Embarrassing? Who, moi?

The actor Douglas Henshall is quite a distinctive-looking man, whether he is starring in Harold Pinter’s Betrayal or sitting three seats from me in the first-class carriage on the train up to Edinburgh. I was taking Cost Centre #2 to the Fringe – this year I was a spectator rather than a performer.

The following day I saw Henshall again, this time as a guest on Hardeep Singh Kohli’s show Chat Masala. “Was starring in Betrayal hard work?” he was asked. “It is Pinter, it is the West End, it is only 90 minutes long, and I was working with Kristin Scott Thomas – how hard is that?” he replied. Indeed.

I had deposited CC#2 in second class for the journey north, sticking to my belief that children should only travel up front when they can pay for their own ticket. So at least he was spared the embarrassment of my ogling Mr Henshall. Far more mortifying for him, though, was having to hang out with me in public. One evening we were killing time in a bar at the Gilded Balloon, one of the main comedy venues, when he informed me that being seen with his mother in a bar was social death. To put him out of his misery we went to the box office and asked for tickets to whatever was on then – perhaps being in the audience of a show, albeit with me, would be less embarrassing for him.

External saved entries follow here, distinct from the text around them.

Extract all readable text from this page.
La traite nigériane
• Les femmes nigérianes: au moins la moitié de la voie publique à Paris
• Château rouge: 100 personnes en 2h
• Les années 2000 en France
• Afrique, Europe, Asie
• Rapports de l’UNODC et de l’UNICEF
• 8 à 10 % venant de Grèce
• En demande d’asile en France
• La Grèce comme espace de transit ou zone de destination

A few minutes later we were being entertained by Vikki Stone, a musically talented comedienne. Her material was somewhat earthy. It contained very little that I can safely repeat in a family newspaper such as the FT. The least offensive song in her repertoire was about thrush. And, to make sure that CC#2 really squirmed, she put on a cheerfully graphic slide show that illustrated, among other things, her choice of sex toys. “How,” I whispered to CC#2, “is this less embarrassing than sitting in a bar with me?”

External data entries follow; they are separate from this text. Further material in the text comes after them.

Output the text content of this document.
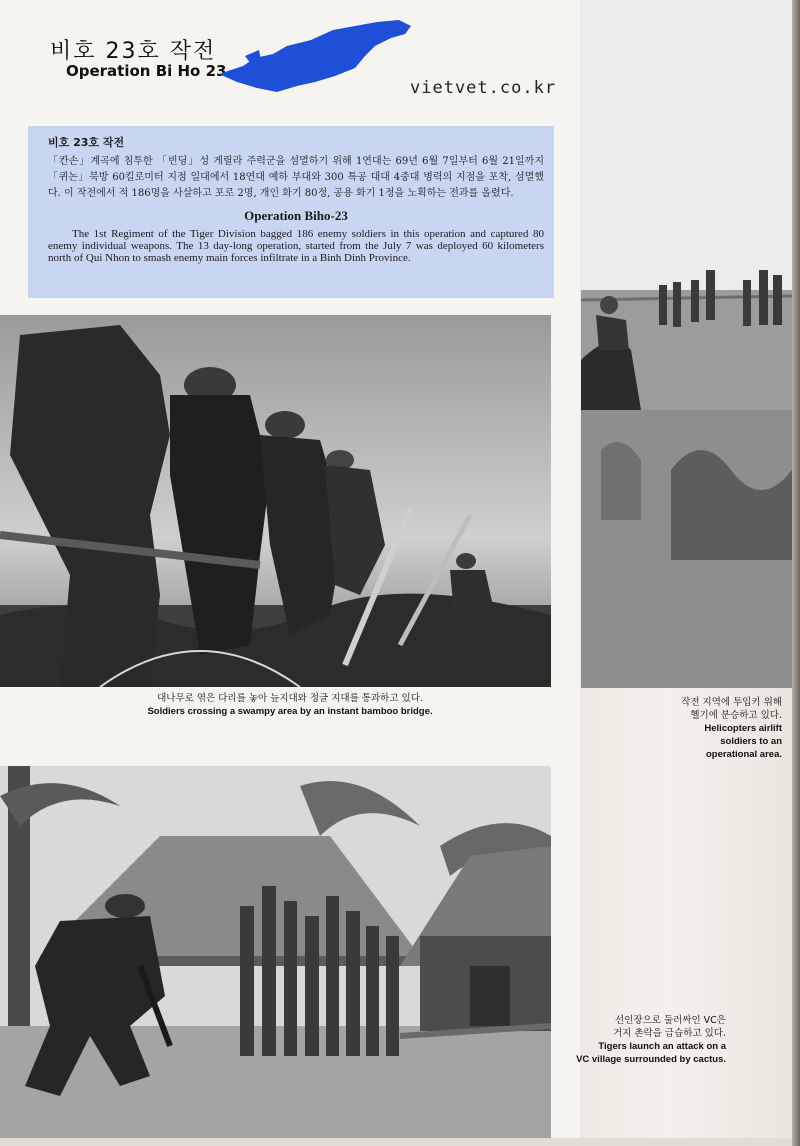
비호 23호 작전
Operation Bi Ho 23
vietvet.co.kr
비호 23호 작전
「칸손」계곡에 침투한 「빈딩」성 게릴라 주력군을 섬멸하기 위해 1연대는 69년 6월 7일부터 6월 21일까지 「퀴논」북방 60킬로미터 지점 일대에서 18연대 예하 부대와 300 특공 대대 4중대 병력의 지점을 포착, 섬멸했다. 이 작전에서 적 186명을 사살하고 포로 2명, 개인 화기 80정, 공용 화기 1정을 노획하는 전과를 올렸다.
Operation Biho-23
The 1st Regiment of the Tiger Division bagged 186 enemy soldiers in this operation and captured 80 enemy individual weapons. The 13 day-long operation, started from the July 7 was deployed 60 kilometers north of Qui Nhon to smash enemy main forces infiltrate in a Binh Dinh Province.
대나무로 엮은 다리를 놓아 늪지대와 정글 지대를 통과하고 있다.
Soldiers crossing a swampy area by an instant bamboo bridge.
작전 지역에 투입키 위해
헬기에 분승하고 있다.
Helicopters airlift
soldiers to an
operational area.
선인장으로 둘러싸인 VC은
거지 촌락을 급습하고 있다.
Tigers launch an attack on a
VC village surrounded by cactus.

Mind you, I embarrassed myself the other weekend. I had agreed to review the newspapers for a satellite TV station, and sitting in makeup I found myself next to a cheerful man who said hello. He did look vaguely familiar but I could not place him. An old boyfriend? I have been married almost 23 years so cannot be expected to remember previous intimate encounters.

So I smiled and introduced myself. “Angus Fraser,” he replied, shaking my hand warmly. This really was embarrassing. I have never had an intimate relationship with the former Test bowler (177 wickets in 46 Test matches, according to Mr M) but I did serve on the committee that raised funds for him during his benefit year in 1997/98. For more than a year I saw him almost every week. How could I have forgotten what he looked like?

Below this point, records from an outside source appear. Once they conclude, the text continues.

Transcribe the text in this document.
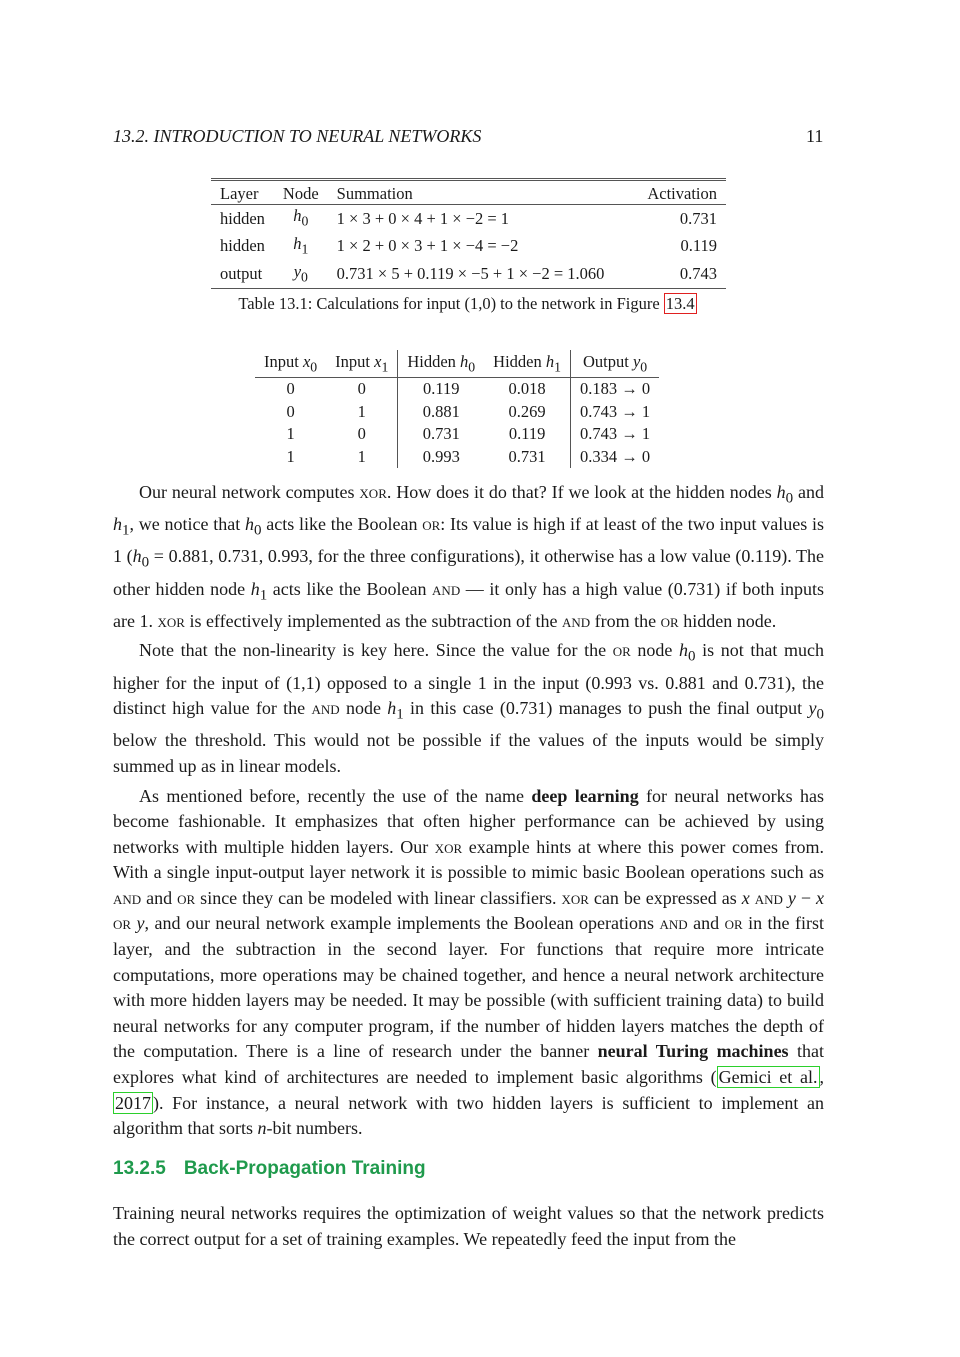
13.2. INTRODUCTION TO NEURAL NETWORKS	11
Layer	Node	Summation	Activation
hidden	$h_0$	1 × 3 + 0 × 4 + 1 × −2 = 1	0.731
hidden	$h_1$	1 × 2 + 0 × 3 + 1 × −4 = −2	0.119
output	$y_0$	0.731 × 5 + 0.119 × −5 + 1 × −2 = 1.060	0.743
Table 13.1: Calculations for input (1,0) to the network in Figure 13.4
Input $x_0$	Input $x_1$	Hidden $h_0$	Hidden $h_1$	Output $y_0$
0	0	0.119	0.018	0.183 → 0
0	1	0.881	0.269	0.743 → 1
1	0	0.731	0.119	0.743 → 1
1	1	0.993	0.731	0.334 → 0

Our neural network computes xor. How does it do that? If we look at the hidden nodes $h_0$ and $h_1$, we notice that $h_0$ acts like the Boolean or: Its value is high if at least of the two input values is 1 ($h_0 = 0.881$, 0.731, 0.993, for the three configurations), it otherwise has a low value (0.119). The other hidden node $h_1$ acts like the Boolean and — it only has a high value (0.731) if both inputs are 1. xor is effectively implemented as the subtraction of the and from the or hidden node.

Note that the non-linearity is key here. Since the value for the or node $h_0$ is not that much higher for the input of (1,1) opposed to a single 1 in the input (0.993 vs. 0.881 and 0.731), the distinct high value for the and node $h_1$ in this case (0.731) manages to push the final output $y_0$ below the threshold. This would not be possible if the values of the inputs would be simply summed up as in linear models.

As mentioned before, recently the use of the name deep learning for neural networks has become fashionable. It emphasizes that often higher performance can be achieved by using networks with multiple hidden layers. Our xor example hints at where this power comes from. With a single input-output layer network it is possible to mimic basic Boolean operations such as and and or since they can be modeled with linear classifiers. xor can be expressed as x and y − x or y, and our neural network example implements the Boolean operations and and or in the first layer, and the subtraction in the second layer. For functions that require more intricate computations, more operations may be chained together, and hence a neural network architecture with more hidden layers may be needed. It may be possible (with sufficient training data) to build neural networks for any computer program, if the number of hidden layers matches the depth of the computation. There is a line of research under the banner neural Turing machines that explores what kind of architectures are needed to implement basic algorithms ( Gemici et al. , 2017 ). For instance, a neural network with two hidden layers is sufficient to implement an algorithm that sorts n-bit numbers.

13.2.5 Back-Propagation Training

Training neural networks requires the optimization of weight values so that the network predicts the correct output for a set of training examples. We repeatedly feed the input from the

The cricket theme continues for me at Nottingham Playhouse later this month, when I attend the gala performance of The Ashes, a play by Michael Pinchbeck. Running until September 17, it is about Harold Larwood, plucked from a Nottinghamshire coalmine to spearhead the England team’s controversial “bodyline” bowling attack. Larwood tore the Australian side apart in the winter of 1932/33.

If you live near Nottingham, do join Mr M and me; I will be going with (among others) Mike Gatting (Gatt – I promise to recognise you). The event will raise funds for an initiative started by my Ducal Girlfriend to bring cricket to rural communities between Nottingham and Leicester. She has come a long way since our lunch at the Bradman Oval in New South Wales a few years back, when she asked, quite loudly, “What is an over?” Then it was my turn to be embarrassed.

On the train home from Edinburgh, I spotted that I was sharing the carriage with another distinctive-looking man, this time Brian May, the Queen guitarist. At this time of year the Edinburgh-London route really does have a pretty high celeb count. And, with CC#2 safely ensconced in second-class, I didn’t have to hear my son complaining about how much I embarrass him.